In [None]:
import numpy as np
import math
import openrouteservice as ors

def cal_distance_duration_batch_large(coordinates_list, client):
    '''
    This function calculates the driving distance and duration for multiple rental locations to all train stations
    in batches where origin x destination <= 3500.
    '''
    print("use this")
    batch_size = 50  
    num_batches = int(np.ceil(len(coordinates_list) / batch_size))
    
    all_distances = []
    all_durations = []
    
    for i in range(num_batches):
        batch_start = i * batch_size
        batch_end = min((i + 1) * batch_size, len(coordinates_list))
        batch_coordinates = coordinates_list[batch_start:batch_end]
        
        matrix = client.distance_matrix(
            locations=batch_coordinates,
            destinations=[i for i in range(len(batch_coordinates))],
            profile='driving-car',
            metrics=['distance', 'duration'],
            validate=False,
        )
        
        distances = matrix['distances']
        durations = matrix['durations']
        
        all_distances.extend(distances)
        all_durations.extend(durations)
    
    return all_distances, all_durations

def cal_distance_duration_batch_small(coordinates_list, client):
    '''
    This function calculates the driving distance and duration for multiple rental locations to all train stations
    in smaller batches where locations <= 25.
    '''
    max_locations = 25
    num_batches = int(math.ceil(len(coordinates_list) / max_locations))
    
    all_distances = []
    all_durations = []
    
    for i in range(num_batches):
        batch_start = i * max_locations
        batch_end = min((i + 1) * max_locations, len(coordinates_list))
        batch_coordinates = coordinates_list[batch_start:batch_end]
        
        for j in range(0, len(batch_coordinates), max_locations):
            sub_batch_end = min(j + max_locations, len(batch_coordinates))
            sub_batch = batch_coordinates[j:sub_batch_end]
            
            matrix = client.distance_matrix(
                locations=sub_batch,
                destinations=[i for i in range(len(sub_batch))],
                profile='driving-car',
                metrics=['distance', 'duration'],
                validate=False,
            )
            
            distances = matrix['distances']
            durations = matrix['durations']
            
            all_distances.extend(distances)
            all_durations.extend(durations)
    
    return all_distances, all_durations


client = ors.Client(key='')  # CHANGE TO YOU KEY #5b3ce3597851110001cf6248c37b113ef7624ea4afac15bc7da77cc6
train = pd.read_csv("../data/raw/external/train_station/metropolitan_train_location_2023.csv") 
# Prepare the data
reduced_df = df.iloc[:1,:].copy() #100 records 占 7 quotas, 500 rentals use 20s
train_stations = list(zip(train['Stop_long'], train['Stop_lat']))
all_coordinates = [(rental['longtitude'], rental['latitude']) for _, rental in reduced_df.iterrows()] + train_stations

# Calculate distances and durations
if len(all_coordinates) <= 3500:
    distances, durations = cal_distance_duration_batch_large(all_coordinates, client)
else:
    distances, durations = cal_distance_duration_batch_small(all_coordinates, client)


In [None]:
# Extract distances and durations for rental properties only
num_rentals = len(reduced_df)
rental_distances = distances[:num_rentals]
rental_durations = durations[:num_rentals]
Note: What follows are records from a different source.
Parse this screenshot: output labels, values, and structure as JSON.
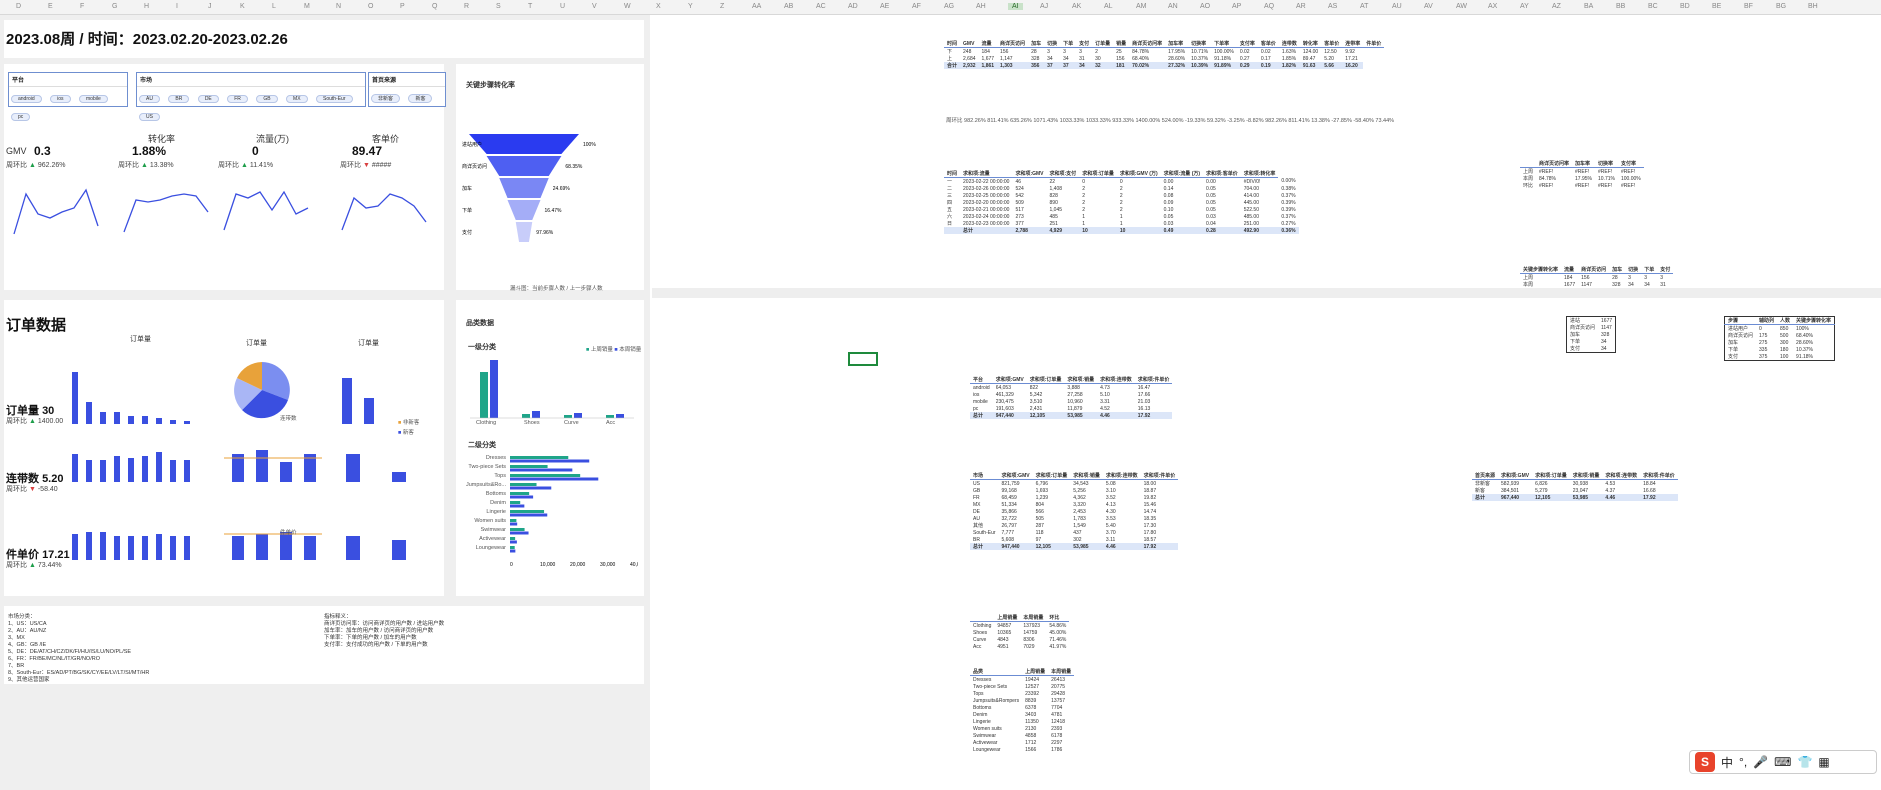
{
  "columns": [
    "D",
    "E",
    "F",
    "G",
    "H",
    "I",
    "J",
    "K",
    "L",
    "M",
    "N",
    "O",
    "P",
    "Q",
    "R",
    "S",
    "T",
    "U",
    "V",
    "W",
    "X",
    "Y",
    "Z",
    "AA",
    "AB",
    "AC",
    "AD",
    "AE",
    "AF",
    "AG",
    "AH",
    "AI",
    "AJ",
    "AK",
    "AL",
    "AM",
    "AN",
    "AO",
    "AP",
    "AQ",
    "AR",
    "AS",
    "AT",
    "AU",
    "AV",
    "AW",
    "AX",
    "AY",
    "AZ",
    "BA",
    "BB",
    "BC",
    "BD",
    "BE",
    "BF",
    "BG",
    "BH"
  ],
  "selected_column": "AI",
  "header": {
    "week_title": "2023.08周 / 时间：2023.02.20-2023.02.26"
  },
  "slicers": [
    {
      "title": "平台",
      "items": [
        "android",
        "ios",
        "mobile",
        "pc"
      ]
    },
    {
      "title": "市场",
      "items": [
        "AU",
        "BR",
        "DE",
        "FR",
        "GB",
        "MX",
        "South-Eur",
        "US"
      ]
    },
    {
      "title": "首页来源",
      "items": [
        "非新客",
        "新客"
      ]
    }
  ],
  "metrics": [
    {
      "label": "GMV",
      "value": "0.3",
      "wow_label": "周环比",
      "wow": "962.26%",
      "dir": "up"
    },
    {
      "label": "转化率",
      "value": "1.88%",
      "wow_label": "周环比",
      "wow": "13.38%",
      "dir": "up"
    },
    {
      "label": "流量(万)",
      "value": "0",
      "wow_label": "周环比",
      "wow": "11.41%",
      "dir": "up"
    },
    {
      "label": "客单价",
      "value": "89.47",
      "wow_label": "周环比",
      "wow": "#####",
      "dir": "down"
    }
  ],
  "funnel": {
    "title": "关键步骤转化率",
    "steps": [
      {
        "label": "进站用户",
        "pct": "100%",
        "value": 1.0
      },
      {
        "label": "商详页访问",
        "pct": "68.35%",
        "value": 0.68
      },
      {
        "label": "加车",
        "pct": "24.69%",
        "value": 0.45
      },
      {
        "label": "下单",
        "pct": "16.47%",
        "value": 0.3
      },
      {
        "label": "支付",
        "pct": "97.96%",
        "value": 0.15
      }
    ],
    "footer": "漏斗图：当前步骤人数 / 上一步骤人数"
  },
  "orders": {
    "section_title": "订单数据",
    "order_count": {
      "label": "订单量",
      "value": "30",
      "wow_label": "周环比",
      "wow": "1400.00"
    },
    "attach_rate": {
      "label": "连带数",
      "value": "5.20",
      "wow_label": "周环比",
      "wow": "-58.40",
      "sub": "(周环比)"
    },
    "piece_price": {
      "label": "件单价",
      "value": "17.21",
      "wow_label": "周环比",
      "wow": "73.44%",
      "sub": "(周环比)"
    },
    "chart1_title": "订单量",
    "pie_title": "订单量",
    "pie_legend": [
      "android",
      "ios",
      "mobile",
      "pc"
    ],
    "pie_pcts": [
      "21.7%",
      "6.4%",
      "45.4%"
    ],
    "chart_sub_title": "订单量",
    "legend_newold": [
      "非新客",
      "新客"
    ],
    "attach_title": "连带数",
    "piece_title": "件单价"
  },
  "category": {
    "title": "品类数据",
    "lvl1_title": "一级分类",
    "lvl2_title": "二级分类",
    "legend": [
      "上周销量",
      "本周销量"
    ],
    "lvl1": [
      "Clothing",
      "Shoes",
      "Curve",
      "Acc"
    ],
    "lvl1_labels": [
      "94,857",
      "137,923",
      "10,365",
      "14,759",
      "4,843",
      "8,306",
      "4,951",
      "7,029"
    ],
    "lvl2": [
      "Dresses",
      "Two-piece Sets",
      "Tops",
      "Jumpsuits&Ro...",
      "Bottoms",
      "Denim",
      "Lingerie",
      "Women suits",
      "Swimwear",
      "Activewear",
      "Loungewear"
    ],
    "lvl2_axis": [
      "0",
      "10,000",
      "20,000",
      "30,000",
      "40,000"
    ]
  },
  "notes": {
    "market_title": "市场分类：",
    "market_lines": [
      "1、US：US/CA",
      "2、AU：AU/NZ",
      "3、MX",
      "4、GB：GB /IE",
      "5、DE：DE/AT/CH/CZ/DK/FI/HU/IS/LU/NO/PL/SE",
      "6、FR：FR/BE/MC/NL/IT/GR/NO/RO",
      "7、BR",
      "8、South-Eur：ES/AD/PT/BG/SK/CY/EE/LV/LT/SI/MT/HR",
      "9、其他运营国家"
    ],
    "kpi_title": "指标释义：",
    "kpi_lines": [
      "商详页访问率：访问商详页的用户数 / 进站用户数",
      "加车率：加车的用户数 / 访问商详页的用户数",
      "下单率：下单的用户数 / 加车的用户数",
      "支付率：支付成功的用户数 / 下单的用户数"
    ]
  },
  "table1": {
    "headers": [
      "时间",
      "GMV",
      "流量",
      "商详页访问",
      "加车",
      "切换",
      "下单",
      "支付",
      "订单量",
      "销量",
      "商详页访问率",
      "加车率",
      "切换率",
      "下单率",
      "支付率",
      "客单价",
      "连带数",
      "转化率",
      "客单价",
      "连带率",
      "件单价"
    ],
    "rows": [
      [
        "下",
        "248",
        "184",
        "156",
        "28",
        "3",
        "3",
        "3",
        "2",
        "25",
        "84.78%",
        "17.95%",
        "10.71%",
        "100.00%",
        "0.02",
        "0.02",
        "1.63%",
        "124.00",
        "12.50",
        "9.92"
      ],
      [
        "上",
        "2,684",
        "1,677",
        "1,147",
        "328",
        "34",
        "34",
        "31",
        "30",
        "156",
        "68.40%",
        "28.60%",
        "10.37%",
        "91.18%",
        "0.27",
        "0.17",
        "1.85%",
        "89.47",
        "5.20",
        "17.21"
      ]
    ],
    "total": [
      "合计",
      "2,932",
      "1,861",
      "1,303",
      "356",
      "37",
      "37",
      "34",
      "32",
      "181",
      "70.02%",
      "27.32%",
      "10.39%",
      "91.89%",
      "0.29",
      "0.19",
      "1.82%",
      "91.63",
      "5.66",
      "16.20"
    ],
    "wow_label": "周环比",
    "wow": [
      "982.26%",
      "811.41%",
      "635.26%",
      "1071.43%",
      "1033.33%",
      "1033.33%",
      "933.33%",
      "1400.00%",
      "524.00%",
      "-19.33%",
      "59.32%",
      "-3.25%",
      "-8.82%",
      "982.26%",
      "811.41%",
      "13.38%",
      "-27.85%",
      "-58.40%",
      "73.44%"
    ]
  },
  "table2": {
    "headers": [
      "时间",
      "求和项:流量",
      "求和项:GMV",
      "求和项:支付",
      "求和项:订单量",
      "求和项:GMV (万)",
      "求和项:流量 (万)",
      "求和项:客单价",
      "求和项:转化率"
    ],
    "rows": [
      [
        "一",
        "2023-02-22 00:00:00",
        "46",
        "22",
        "0",
        "0",
        "0.00",
        "0.00",
        "#DIV/0!",
        "0.00%"
      ],
      [
        "二",
        "2023-02-26 00:00:00",
        "524",
        "1,408",
        "2",
        "2",
        "0.14",
        "0.05",
        "704.00",
        "0.38%"
      ],
      [
        "三",
        "2023-02-25 00:00:00",
        "542",
        "828",
        "2",
        "2",
        "0.08",
        "0.05",
        "414.00",
        "0.37%"
      ],
      [
        "四",
        "2023-02-20 00:00:00",
        "509",
        "890",
        "2",
        "2",
        "0.09",
        "0.05",
        "445.00",
        "0.39%"
      ],
      [
        "五",
        "2023-02-21 00:00:00",
        "517",
        "1,045",
        "2",
        "2",
        "0.10",
        "0.05",
        "522.50",
        "0.39%"
      ],
      [
        "六",
        "2023-02-24 00:00:00",
        "273",
        "485",
        "1",
        "1",
        "0.05",
        "0.03",
        "485.00",
        "0.37%"
      ],
      [
        "日",
        "2023-02-23 00:00:00",
        "377",
        "251",
        "1",
        "1",
        "0.03",
        "0.04",
        "251.00",
        "0.27%"
      ]
    ],
    "total": [
      "",
      "总计",
      "2,788",
      "4,929",
      "10",
      "10",
      "0.49",
      "0.28",
      "492.90",
      "0.36%"
    ]
  },
  "table_platform": {
    "filter": "时间",
    "headers": [
      "平台",
      "求和项:GMV",
      "求和项:订单量",
      "求和项:销量",
      "求和项:连带数",
      "求和项:件单价"
    ],
    "rows": [
      [
        "android",
        "64,053",
        "822",
        "3,888",
        "4.73",
        "16.47"
      ],
      [
        "ios",
        "461,329",
        "5,342",
        "27,258",
        "5.10",
        "17.66"
      ],
      [
        "mobile",
        "230,475",
        "3,510",
        "10,960",
        "3.31",
        "21.03"
      ],
      [
        "pc",
        "191,603",
        "2,431",
        "11,879",
        "4.52",
        "16.13"
      ]
    ],
    "total": [
      "总计",
      "947,440",
      "12,105",
      "53,985",
      "4.46",
      "17.92"
    ]
  },
  "table_market": {
    "filter": "时间",
    "headers": [
      "市场",
      "求和项:GMV",
      "求和项:订单量",
      "求和项:销量",
      "求和项:连带数",
      "求和项:件单价"
    ],
    "rows": [
      [
        "US",
        "821,759",
        "6,796",
        "34,543",
        "5.08",
        "18.00"
      ],
      [
        "GB",
        "99,168",
        "1,693",
        "5,256",
        "3.10",
        "18.87"
      ],
      [
        "FR",
        "68,459",
        "1,239",
        "4,362",
        "3.52",
        "19.82"
      ],
      [
        "MX",
        "51,334",
        "804",
        "3,320",
        "4.13",
        "15.46"
      ],
      [
        "DE",
        "35,866",
        "566",
        "2,453",
        "4.30",
        "14.74"
      ],
      [
        "AU",
        "32,722",
        "505",
        "1,783",
        "3.53",
        "18.35"
      ],
      [
        "其他",
        "26,797",
        "287",
        "1,549",
        "5.40",
        "17.30"
      ],
      [
        "South-Eur",
        "7,777",
        "118",
        "437",
        "3.70",
        "17.80"
      ],
      [
        "BR",
        "5,608",
        "97",
        "302",
        "3.11",
        "18.57"
      ]
    ],
    "total": [
      "总计",
      "947,440",
      "12,105",
      "53,985",
      "4.46",
      "17.92"
    ]
  },
  "table_newold": {
    "filter": "时间",
    "headers": [
      "首页来源",
      "求和项:GMV",
      "求和项:订单量",
      "求和项:销量",
      "求和项:连带数",
      "求和项:件单价"
    ],
    "rows": [
      [
        "非新客",
        "582,939",
        "6,826",
        "30,938",
        "4.53",
        "18.84"
      ],
      [
        "新客",
        "384,501",
        "5,279",
        "23,047",
        "4.37",
        "16.68"
      ]
    ],
    "total": [
      "总计",
      "967,440",
      "12,105",
      "53,985",
      "4.46",
      "17.92"
    ]
  },
  "table_lvl1": {
    "headers": [
      "",
      "上周销量",
      "本周销量",
      "环比"
    ],
    "rows": [
      [
        "Clothing",
        "94857",
        "137923",
        "54.86%"
      ],
      [
        "Shoes",
        "10365",
        "14759",
        "45.00%"
      ],
      [
        "Curve",
        "4843",
        "8306",
        "71.46%"
      ],
      [
        "Acc",
        "4951",
        "7029",
        "41.97%"
      ]
    ]
  },
  "table_lvl2": {
    "headers": [
      "品类",
      "上周销量",
      "本周销量"
    ],
    "rows": [
      [
        "Dresses",
        "19424",
        "26413"
      ],
      [
        "Two-piece Sets",
        "12527",
        "20775"
      ],
      [
        "Tops",
        "23392",
        "29428"
      ],
      [
        "Jumpsuits&Rompers",
        "8839",
        "13757"
      ],
      [
        "Bottoms",
        "6378",
        "7704"
      ],
      [
        "Denim",
        "3403",
        "4781"
      ],
      [
        "Lingerie",
        "11350",
        "12418"
      ],
      [
        "Women suits",
        "2130",
        "2393"
      ],
      [
        "Swimwear",
        "4858",
        "6178"
      ],
      [
        "Activewear",
        "1712",
        "2297"
      ],
      [
        "Loungewear",
        "1566",
        "1786"
      ]
    ]
  },
  "mini_funnel_table": {
    "headers": [
      "流量",
      "商详页访问",
      "加车",
      "切换",
      "下单",
      "支付"
    ],
    "title": "关键步骤转化率",
    "rows": [
      [
        "上周",
        "184",
        "156",
        "28",
        "3",
        "3",
        "3"
      ],
      [
        "本周",
        "1677",
        "1147",
        "328",
        "34",
        "34",
        "31"
      ]
    ]
  },
  "rate_table": {
    "headers": [
      "商详页访问率",
      "加车率",
      "切换率",
      "支付率"
    ],
    "up_label": "上周",
    "this_label": "本周",
    "ratio_label": "环比",
    "up": [
      "#REF!",
      "#REF!",
      "#REF!",
      "#REF!"
    ],
    "this": [
      "84.78%",
      "17.95%",
      "10.71%",
      "100.00%"
    ],
    "ratio": [
      "#REF!",
      "#REF!",
      "#REF!",
      "#REF!"
    ]
  },
  "funnel_helper": {
    "rows": [
      [
        "进站",
        "1677"
      ],
      [
        "商详页访问",
        "1147"
      ],
      [
        "加车",
        "328"
      ],
      [
        "下单",
        "34"
      ],
      [
        "支付",
        "34"
      ]
    ],
    "rows2": [
      [
        "进站用户",
        "0",
        "850",
        "100%"
      ],
      [
        "商详页访问",
        "175",
        "500",
        "68.40%"
      ],
      [
        "加车",
        "275",
        "300",
        "28.60%"
      ],
      [
        "下单",
        "335",
        "180",
        "10.37%"
      ],
      [
        "支付",
        "375",
        "100",
        "91.18%"
      ]
    ],
    "headers2": [
      "步骤",
      "辅助列",
      "人数",
      "关键步骤转化率"
    ]
  },
  "ime": {
    "logo": "S",
    "lang": "中",
    "punct": "°,"
  }
}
def exclude_zero_and_find_min(values):
    """ Helper function to exclude zero values and find the minimum. """
    non_zero_values = [val for val in values if val != 0]
    return min(non_zero_values) if non_zero_values else None 

# Process each rental property
min_distances = [exclude_zero_and_find_min(dist) for dist in rental_distances]
min_durations = [exclude_zero_and_find_min(dur) for dur in rental_durations]

# Add the results to the DataFrame
reduced_df['min_distance'] = min_distances
reduced_df['min_duration'] = min_durations

In [None]:
# 2000 & 3000 runs for ages, 15 minutes
def calculate_distance(coord1, coord2):
    return distance(coord1, coord2).kilometers

def count_schools_within_radius(rent_df, schools_df, radius=5):
    # Add a new column to store the number of schools within the radius
    rent_df['schools_within_5km'] = 0
    
    # Iterate over each rental property
    for i, rent_row in rent_df.iterrows():
        rent_location = (rent_row['latitude'], rent_row['longtitude'])
        
        # Count the number of schools within the radius
        count = 0
        for j, school_row in schools_df.iterrows():
            school_location = (school_row['latitude'], school_row['longitude'])
            distance = calculate_distance(rent_location, school_location)
            
            if distance <= radius:
                count += 1
                
        # Store the count in the rental dataframe
        rent_df.at[i, 'schools_within_5km'] = count

    return rent_df

new_df = count_schools_within_radius(df,schools)#.iloc[:,:])